The region with the highest cost of all regions is the southeast. The southeast also has the highest sum of costs, but they have the most amount of people represented in this dataset. 
The highest average of costs belongs to the southeast with $14,735.41 . 
The lowest average of costs belongs to the southwest with $12,346.94 .

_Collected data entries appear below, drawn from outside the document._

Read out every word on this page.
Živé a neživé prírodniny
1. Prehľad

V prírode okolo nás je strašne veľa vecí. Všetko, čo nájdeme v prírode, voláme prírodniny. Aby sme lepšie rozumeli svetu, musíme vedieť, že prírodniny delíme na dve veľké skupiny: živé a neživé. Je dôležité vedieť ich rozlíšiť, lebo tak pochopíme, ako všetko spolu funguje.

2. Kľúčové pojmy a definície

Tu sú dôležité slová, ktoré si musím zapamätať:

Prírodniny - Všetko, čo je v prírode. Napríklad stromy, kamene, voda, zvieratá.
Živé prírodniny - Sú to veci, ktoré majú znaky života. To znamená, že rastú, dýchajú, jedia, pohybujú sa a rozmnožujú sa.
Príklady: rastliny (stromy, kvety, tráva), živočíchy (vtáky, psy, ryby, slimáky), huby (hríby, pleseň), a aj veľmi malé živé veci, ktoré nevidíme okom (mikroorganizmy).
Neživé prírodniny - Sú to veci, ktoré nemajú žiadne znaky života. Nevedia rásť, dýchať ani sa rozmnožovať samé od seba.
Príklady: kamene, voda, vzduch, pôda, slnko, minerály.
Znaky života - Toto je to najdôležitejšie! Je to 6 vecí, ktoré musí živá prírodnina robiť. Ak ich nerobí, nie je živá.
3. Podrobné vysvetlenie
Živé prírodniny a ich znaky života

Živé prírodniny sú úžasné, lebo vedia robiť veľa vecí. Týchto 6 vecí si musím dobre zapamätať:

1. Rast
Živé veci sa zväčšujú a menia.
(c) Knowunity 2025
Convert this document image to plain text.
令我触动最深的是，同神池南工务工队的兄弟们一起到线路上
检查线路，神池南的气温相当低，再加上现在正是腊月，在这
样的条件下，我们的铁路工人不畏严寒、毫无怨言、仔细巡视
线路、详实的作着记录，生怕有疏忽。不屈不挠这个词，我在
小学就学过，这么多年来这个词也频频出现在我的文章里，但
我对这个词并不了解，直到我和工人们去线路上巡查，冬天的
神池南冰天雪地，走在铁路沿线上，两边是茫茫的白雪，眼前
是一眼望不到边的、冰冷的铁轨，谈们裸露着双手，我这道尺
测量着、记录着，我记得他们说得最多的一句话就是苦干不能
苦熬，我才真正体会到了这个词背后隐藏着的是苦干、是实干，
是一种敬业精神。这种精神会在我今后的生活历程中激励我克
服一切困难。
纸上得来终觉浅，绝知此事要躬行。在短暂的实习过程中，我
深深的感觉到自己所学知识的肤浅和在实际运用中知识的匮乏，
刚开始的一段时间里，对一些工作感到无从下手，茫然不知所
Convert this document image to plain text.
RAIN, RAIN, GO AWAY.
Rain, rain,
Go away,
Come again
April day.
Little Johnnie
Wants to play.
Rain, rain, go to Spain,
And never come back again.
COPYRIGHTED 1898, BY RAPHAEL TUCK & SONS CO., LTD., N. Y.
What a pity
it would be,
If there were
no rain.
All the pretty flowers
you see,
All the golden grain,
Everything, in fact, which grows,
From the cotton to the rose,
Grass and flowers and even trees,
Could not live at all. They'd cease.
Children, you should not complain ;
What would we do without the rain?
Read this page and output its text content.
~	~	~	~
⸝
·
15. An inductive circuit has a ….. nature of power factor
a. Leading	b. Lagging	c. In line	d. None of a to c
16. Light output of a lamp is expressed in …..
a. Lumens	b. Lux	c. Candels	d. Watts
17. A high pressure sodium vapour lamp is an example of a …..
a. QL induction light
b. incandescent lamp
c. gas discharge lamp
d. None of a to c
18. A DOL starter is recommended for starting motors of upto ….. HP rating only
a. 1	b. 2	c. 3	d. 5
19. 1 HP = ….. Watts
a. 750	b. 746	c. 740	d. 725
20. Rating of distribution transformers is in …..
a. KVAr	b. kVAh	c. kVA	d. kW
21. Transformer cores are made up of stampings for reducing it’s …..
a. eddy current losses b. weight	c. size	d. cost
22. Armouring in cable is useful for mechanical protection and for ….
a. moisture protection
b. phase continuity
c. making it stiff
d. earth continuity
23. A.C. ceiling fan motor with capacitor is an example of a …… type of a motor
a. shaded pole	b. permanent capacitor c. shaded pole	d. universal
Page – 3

Question 8: How many children do the sexes have on average?


In [257]:
with open('insurance.csv') as ins_data:
    insurance = csv.DictReader(ins_data)
    
    def parents_by_sex(file):
        male_parents_kids = []
        female_parents_kids = []
        parent_gen_diction = {}
        
        for row in file:
            for profile, data in row.items():
                if profile == 'children':
                    if row[profile] != '0':
                        if row['sex'] == 'female':
                            female_parents_kids.append(int(row[profile]))
                        elif row['sex'] == 'male':
                            male_parents_kids.append(int(row[profile]))
        #print(female_parents_kids)
        #print(male_parents_kids)
        
        parent_gen_diction['female'] = female_parents_kids
        parent_gen_diction['male'] = male_parents_kids
                            
        return parent_gen_diction

    sex_of_parents = parents_by_sex(insurance)
    #print(sex_of_parents)
 

    #how many parents by gender? 
    total_fparents = len(sex_of_parents['female'])
    total_mparents = len(sex_of_parents['male'])
    print(total_fparents, total_mparents)
    
    #averages
    f_avg_kids = round(((sum(sex_of_parents['female']))/total_fparents), 2)
    m_avg_kids = round(((sum(sex_of_parents['male']))/total_mparents), 2)
    
    print(f"Within this dataset, males have {m_avg_kids} on average and females have {f_avg_kids}.")

373 391
Within this dataset, males have 1.93 on average and females have 1.91.


In this dataset there are more male parents than female parents, and they are slightly more inclined to have more children than female parents.